The following day I experienced
another limitation on choice: language. I like to think I speak the language of
the world with a happy smile, a shrug, sometimes a handshake. And of course you
can point at things.
You have to accept ridicule too.
In Lyon
I was puzzled by a word. We’d be waiting on the platform of the Metro and I
kept wondering why every train seemed to be going to Prochain until my
daughter, who is mostly very patient, told me Prochain wasn’t a destination,
but advising us when the next train was due.

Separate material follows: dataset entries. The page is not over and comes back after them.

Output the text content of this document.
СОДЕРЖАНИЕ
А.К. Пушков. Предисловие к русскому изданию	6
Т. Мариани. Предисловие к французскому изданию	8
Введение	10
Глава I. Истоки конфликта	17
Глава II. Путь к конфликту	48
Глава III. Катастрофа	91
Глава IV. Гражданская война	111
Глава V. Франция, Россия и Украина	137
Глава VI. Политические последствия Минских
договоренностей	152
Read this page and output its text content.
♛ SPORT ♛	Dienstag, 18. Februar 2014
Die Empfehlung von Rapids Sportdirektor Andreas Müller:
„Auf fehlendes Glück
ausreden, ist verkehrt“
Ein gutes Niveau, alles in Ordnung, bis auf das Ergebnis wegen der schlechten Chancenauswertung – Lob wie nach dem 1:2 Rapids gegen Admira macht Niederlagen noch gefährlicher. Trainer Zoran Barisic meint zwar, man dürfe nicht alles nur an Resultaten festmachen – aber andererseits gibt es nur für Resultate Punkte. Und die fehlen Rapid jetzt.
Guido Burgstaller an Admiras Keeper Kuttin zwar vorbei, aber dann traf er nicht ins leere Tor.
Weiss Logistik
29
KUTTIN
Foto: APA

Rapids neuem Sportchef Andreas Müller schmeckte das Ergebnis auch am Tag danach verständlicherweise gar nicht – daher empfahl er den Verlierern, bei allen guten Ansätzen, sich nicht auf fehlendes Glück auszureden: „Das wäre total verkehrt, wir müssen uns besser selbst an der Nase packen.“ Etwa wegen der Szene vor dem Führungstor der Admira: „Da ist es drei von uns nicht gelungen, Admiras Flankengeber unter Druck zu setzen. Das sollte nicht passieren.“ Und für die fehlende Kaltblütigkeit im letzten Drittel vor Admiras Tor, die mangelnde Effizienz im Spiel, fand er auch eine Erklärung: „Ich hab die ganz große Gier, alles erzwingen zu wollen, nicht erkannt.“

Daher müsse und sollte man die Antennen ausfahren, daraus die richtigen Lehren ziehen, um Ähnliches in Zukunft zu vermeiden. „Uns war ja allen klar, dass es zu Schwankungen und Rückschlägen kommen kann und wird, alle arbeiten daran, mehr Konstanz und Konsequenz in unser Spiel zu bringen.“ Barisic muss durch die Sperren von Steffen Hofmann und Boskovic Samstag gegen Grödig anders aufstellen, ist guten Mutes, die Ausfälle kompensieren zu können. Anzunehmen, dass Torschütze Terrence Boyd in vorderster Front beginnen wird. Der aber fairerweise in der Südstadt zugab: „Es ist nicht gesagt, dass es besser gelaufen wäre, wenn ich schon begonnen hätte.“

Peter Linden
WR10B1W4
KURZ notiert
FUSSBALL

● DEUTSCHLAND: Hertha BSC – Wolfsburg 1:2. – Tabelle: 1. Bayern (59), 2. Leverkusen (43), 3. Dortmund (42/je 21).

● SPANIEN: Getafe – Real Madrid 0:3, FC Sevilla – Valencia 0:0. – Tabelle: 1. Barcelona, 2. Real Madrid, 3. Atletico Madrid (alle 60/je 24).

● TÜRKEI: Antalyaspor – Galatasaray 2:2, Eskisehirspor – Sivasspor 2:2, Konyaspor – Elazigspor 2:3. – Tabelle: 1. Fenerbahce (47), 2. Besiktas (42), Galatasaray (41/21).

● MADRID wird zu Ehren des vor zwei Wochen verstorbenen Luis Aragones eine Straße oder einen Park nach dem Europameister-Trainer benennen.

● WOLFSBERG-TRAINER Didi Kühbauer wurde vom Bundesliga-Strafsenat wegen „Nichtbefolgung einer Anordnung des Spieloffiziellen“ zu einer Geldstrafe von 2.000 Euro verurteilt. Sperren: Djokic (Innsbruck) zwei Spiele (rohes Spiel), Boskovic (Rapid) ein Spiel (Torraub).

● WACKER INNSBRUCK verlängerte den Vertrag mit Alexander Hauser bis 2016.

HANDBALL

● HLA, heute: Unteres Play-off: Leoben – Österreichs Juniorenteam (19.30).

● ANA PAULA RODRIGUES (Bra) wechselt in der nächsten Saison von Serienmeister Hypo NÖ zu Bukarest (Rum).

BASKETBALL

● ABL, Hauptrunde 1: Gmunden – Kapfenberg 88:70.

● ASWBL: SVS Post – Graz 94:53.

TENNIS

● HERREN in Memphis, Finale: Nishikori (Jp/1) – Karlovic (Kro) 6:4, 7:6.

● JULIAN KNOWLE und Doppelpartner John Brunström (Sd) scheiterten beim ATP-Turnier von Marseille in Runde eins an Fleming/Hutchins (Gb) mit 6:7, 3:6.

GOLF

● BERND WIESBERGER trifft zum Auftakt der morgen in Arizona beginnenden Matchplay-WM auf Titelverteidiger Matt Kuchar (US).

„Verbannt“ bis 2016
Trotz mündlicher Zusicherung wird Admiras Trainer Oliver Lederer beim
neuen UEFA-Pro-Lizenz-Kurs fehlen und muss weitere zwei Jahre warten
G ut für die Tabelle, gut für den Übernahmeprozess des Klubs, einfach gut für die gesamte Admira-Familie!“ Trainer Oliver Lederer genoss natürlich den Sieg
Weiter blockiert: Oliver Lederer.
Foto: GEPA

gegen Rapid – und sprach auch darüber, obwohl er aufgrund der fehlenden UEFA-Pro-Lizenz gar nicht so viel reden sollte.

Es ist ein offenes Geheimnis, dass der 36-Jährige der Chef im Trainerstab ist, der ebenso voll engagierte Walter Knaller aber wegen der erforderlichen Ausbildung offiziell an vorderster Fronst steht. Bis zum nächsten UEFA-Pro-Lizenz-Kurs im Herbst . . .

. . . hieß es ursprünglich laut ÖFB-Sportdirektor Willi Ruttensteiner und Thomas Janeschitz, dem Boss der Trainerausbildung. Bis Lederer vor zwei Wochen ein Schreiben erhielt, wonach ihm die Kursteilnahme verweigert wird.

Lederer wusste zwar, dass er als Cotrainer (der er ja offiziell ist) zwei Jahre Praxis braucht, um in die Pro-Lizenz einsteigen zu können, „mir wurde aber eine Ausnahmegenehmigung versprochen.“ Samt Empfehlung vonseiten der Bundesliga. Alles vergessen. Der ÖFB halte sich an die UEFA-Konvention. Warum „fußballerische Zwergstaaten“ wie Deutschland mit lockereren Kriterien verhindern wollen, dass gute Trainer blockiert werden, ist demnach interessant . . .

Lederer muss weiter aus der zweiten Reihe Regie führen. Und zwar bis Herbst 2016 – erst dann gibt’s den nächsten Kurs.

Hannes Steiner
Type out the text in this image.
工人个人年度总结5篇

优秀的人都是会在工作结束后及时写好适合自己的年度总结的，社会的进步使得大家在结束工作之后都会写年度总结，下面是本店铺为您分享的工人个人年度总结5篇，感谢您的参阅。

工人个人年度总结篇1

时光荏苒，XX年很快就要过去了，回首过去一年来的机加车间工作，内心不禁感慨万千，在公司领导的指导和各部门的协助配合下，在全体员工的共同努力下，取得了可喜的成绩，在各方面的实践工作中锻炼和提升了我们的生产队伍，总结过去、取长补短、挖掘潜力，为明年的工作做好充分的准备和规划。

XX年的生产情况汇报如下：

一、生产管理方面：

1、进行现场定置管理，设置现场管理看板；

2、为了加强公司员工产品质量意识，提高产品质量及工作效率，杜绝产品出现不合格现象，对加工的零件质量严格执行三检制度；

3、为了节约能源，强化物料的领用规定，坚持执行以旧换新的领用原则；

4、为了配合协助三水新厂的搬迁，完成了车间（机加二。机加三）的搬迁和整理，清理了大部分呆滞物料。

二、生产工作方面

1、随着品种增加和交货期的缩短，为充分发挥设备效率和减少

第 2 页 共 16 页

It got from bad to worse. The
following day we were in Annecy
and I sat in the castle courtyard reading my Kindle. An elderly Frenchman sat
on a bench opposite me, about ten feet away. He spoke to me, rubbing his
forearms and glancing at the sky. I, too, looked at the sky, rubbed my forearms,
and threw in a rueful smile. Clearly he was talking about the weather. He spoke
some more. I resisted the temptation to spit out ‘Putain’, which my daughter
assures me is a safe all-purpose word. Instead I shrugged and nodded, looked
some more at the sky.
Five minutes later
he stood up, inclined his head and said ‘Good-day’ in perfect English. I hadn’t
fooled him. Even my body language lets me down. In this respect my ‘choice’
depends largely on the good will of others.